Bookmans Entertainment Exchange
- Company type: Private
- Industry: Bookstore and Entertainment
- Founded: 1976
- Headquarters: Tucson, Arizona
- Number of locations: 5
- Key people: Bob Oldfather (Founder and President)
- Products: Used books Magazines CDs DVDs Video games Electronics Musical instruments
- Website: www.bookmans.com

= Bookmans =

Bookmans, officially known as Bookmans Entertainment Exchange, is an American bookseller and the largest used book retailer based in Arizona. It was founded in 1976 by Bob Oldfather. Besides books, the store also sells magazines, CDs, DVDs, electronics, video games, and musical instruments. Some stores have free access to Wi-Fi Internet.
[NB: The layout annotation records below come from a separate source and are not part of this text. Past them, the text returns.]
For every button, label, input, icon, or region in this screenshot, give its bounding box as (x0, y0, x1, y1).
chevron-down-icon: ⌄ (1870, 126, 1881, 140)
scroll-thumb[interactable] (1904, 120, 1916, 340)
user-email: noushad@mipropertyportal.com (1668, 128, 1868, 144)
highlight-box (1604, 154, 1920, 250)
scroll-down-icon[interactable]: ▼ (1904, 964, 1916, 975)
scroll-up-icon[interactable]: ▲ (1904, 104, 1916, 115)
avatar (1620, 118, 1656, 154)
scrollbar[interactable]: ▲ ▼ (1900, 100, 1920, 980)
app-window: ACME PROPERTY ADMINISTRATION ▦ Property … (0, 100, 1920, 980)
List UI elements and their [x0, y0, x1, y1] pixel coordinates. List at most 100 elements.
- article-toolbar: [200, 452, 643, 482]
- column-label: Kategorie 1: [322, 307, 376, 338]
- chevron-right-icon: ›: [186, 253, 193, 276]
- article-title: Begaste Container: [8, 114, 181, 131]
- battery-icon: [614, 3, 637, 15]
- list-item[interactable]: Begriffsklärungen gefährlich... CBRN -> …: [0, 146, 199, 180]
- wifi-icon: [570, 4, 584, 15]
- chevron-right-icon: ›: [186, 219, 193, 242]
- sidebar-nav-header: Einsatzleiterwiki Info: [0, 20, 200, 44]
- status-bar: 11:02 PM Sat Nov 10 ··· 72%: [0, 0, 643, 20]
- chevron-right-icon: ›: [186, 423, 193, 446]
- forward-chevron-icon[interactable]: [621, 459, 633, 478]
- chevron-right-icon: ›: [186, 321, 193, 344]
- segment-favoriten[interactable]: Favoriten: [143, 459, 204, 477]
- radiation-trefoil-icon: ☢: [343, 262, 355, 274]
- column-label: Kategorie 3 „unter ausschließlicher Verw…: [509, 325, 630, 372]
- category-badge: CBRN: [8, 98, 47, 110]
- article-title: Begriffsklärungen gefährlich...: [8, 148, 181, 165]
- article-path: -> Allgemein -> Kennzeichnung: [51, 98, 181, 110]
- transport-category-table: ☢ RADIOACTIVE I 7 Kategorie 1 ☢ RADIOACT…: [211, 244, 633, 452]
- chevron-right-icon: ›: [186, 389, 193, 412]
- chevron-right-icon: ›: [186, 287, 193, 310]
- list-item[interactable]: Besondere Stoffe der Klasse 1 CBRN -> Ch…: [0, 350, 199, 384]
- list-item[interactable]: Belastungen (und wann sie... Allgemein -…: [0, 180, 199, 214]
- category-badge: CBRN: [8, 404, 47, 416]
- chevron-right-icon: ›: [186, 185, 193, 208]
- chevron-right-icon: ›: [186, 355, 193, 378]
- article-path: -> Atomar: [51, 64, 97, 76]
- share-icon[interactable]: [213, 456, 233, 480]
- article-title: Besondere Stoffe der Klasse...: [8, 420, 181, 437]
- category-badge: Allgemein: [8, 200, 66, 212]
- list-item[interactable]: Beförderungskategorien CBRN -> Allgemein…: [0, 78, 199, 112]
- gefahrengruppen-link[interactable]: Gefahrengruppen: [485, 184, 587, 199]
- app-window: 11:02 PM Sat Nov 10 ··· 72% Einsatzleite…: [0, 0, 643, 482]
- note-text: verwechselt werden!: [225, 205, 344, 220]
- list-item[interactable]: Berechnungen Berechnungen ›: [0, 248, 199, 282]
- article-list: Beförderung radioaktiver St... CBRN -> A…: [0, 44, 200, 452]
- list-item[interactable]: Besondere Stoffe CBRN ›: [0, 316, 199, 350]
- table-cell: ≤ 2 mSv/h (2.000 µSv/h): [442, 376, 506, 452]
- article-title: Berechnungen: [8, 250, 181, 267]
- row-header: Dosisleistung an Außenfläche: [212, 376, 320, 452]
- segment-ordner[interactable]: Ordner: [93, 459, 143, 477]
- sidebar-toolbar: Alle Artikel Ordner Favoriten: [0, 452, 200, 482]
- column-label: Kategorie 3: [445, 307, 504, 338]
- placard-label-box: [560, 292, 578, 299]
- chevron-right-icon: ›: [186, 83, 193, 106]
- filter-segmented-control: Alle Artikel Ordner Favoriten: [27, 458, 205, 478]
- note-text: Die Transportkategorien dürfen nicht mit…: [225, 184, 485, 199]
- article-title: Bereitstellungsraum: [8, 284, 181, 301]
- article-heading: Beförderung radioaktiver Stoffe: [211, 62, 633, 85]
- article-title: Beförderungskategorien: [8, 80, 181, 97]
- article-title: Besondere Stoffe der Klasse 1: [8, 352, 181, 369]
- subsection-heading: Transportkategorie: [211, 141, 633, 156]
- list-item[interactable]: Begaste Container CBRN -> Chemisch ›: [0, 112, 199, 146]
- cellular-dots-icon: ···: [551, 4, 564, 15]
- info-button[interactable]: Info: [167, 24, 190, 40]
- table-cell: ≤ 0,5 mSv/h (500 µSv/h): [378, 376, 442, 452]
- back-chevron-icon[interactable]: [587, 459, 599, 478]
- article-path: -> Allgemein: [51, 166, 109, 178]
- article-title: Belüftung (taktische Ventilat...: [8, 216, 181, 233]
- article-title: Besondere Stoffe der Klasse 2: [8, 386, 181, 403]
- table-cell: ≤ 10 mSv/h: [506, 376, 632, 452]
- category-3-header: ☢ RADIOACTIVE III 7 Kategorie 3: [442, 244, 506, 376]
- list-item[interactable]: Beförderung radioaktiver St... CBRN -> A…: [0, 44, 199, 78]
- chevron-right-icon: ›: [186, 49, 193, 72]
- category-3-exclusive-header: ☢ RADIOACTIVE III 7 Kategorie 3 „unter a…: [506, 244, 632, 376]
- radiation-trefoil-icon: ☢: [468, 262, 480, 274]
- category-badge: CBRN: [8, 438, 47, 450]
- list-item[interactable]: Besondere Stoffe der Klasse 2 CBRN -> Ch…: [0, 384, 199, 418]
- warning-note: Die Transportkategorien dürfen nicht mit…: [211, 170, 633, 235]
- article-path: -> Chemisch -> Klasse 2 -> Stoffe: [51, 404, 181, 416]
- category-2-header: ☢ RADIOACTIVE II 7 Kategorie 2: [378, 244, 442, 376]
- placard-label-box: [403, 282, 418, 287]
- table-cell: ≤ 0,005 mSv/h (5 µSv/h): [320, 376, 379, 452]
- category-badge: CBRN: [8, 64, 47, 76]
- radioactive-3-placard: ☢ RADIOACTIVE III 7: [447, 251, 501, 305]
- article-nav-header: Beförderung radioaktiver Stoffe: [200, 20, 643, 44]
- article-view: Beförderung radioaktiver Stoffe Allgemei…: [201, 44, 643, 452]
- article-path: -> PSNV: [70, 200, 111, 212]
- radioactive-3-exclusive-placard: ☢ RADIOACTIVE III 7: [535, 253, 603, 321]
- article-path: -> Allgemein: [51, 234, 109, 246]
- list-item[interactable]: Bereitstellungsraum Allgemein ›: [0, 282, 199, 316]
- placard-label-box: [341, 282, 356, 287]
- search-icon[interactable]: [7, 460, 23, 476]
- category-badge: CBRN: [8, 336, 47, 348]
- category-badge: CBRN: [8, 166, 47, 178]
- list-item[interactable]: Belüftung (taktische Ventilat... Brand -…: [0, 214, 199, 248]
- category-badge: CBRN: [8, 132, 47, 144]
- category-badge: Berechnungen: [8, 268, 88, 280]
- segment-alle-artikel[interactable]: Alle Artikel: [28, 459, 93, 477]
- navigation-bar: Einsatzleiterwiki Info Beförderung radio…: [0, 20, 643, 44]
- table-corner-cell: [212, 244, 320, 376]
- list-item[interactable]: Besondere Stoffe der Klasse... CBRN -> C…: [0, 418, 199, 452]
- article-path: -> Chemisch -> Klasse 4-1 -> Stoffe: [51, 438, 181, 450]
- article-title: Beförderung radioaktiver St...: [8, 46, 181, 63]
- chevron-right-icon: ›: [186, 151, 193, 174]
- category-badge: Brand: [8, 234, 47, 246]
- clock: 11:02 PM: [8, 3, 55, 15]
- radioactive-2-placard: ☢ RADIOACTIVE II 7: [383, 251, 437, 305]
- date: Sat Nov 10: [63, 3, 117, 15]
Bookmans stores are located in Tucson, Mesa, Phoenix and Flagstaff. The Flagstaff store includes a cafe, that is popular with locals, tourists, and students from Northern Arizona University.

Bookmans is a member of the American Booksellers Association and the American Booksellers Foundation for Free Expression. The company is known for its annual reading competition open to Arizona elementary schools, called The Bookmans’ Reading Challenge. The company sponsors, among other things, local music and art venues like The Loft Cinema, public and festival events like the HoCo Record Festival at the Hotel Congress, and other local organizations and communities throughout Arizona.

==Unionization==
Employees unionized with UFCW Local 99 in September 2024, went on strike for a day in May 2025, and signed a collective bargaining agreement with management in March 2026.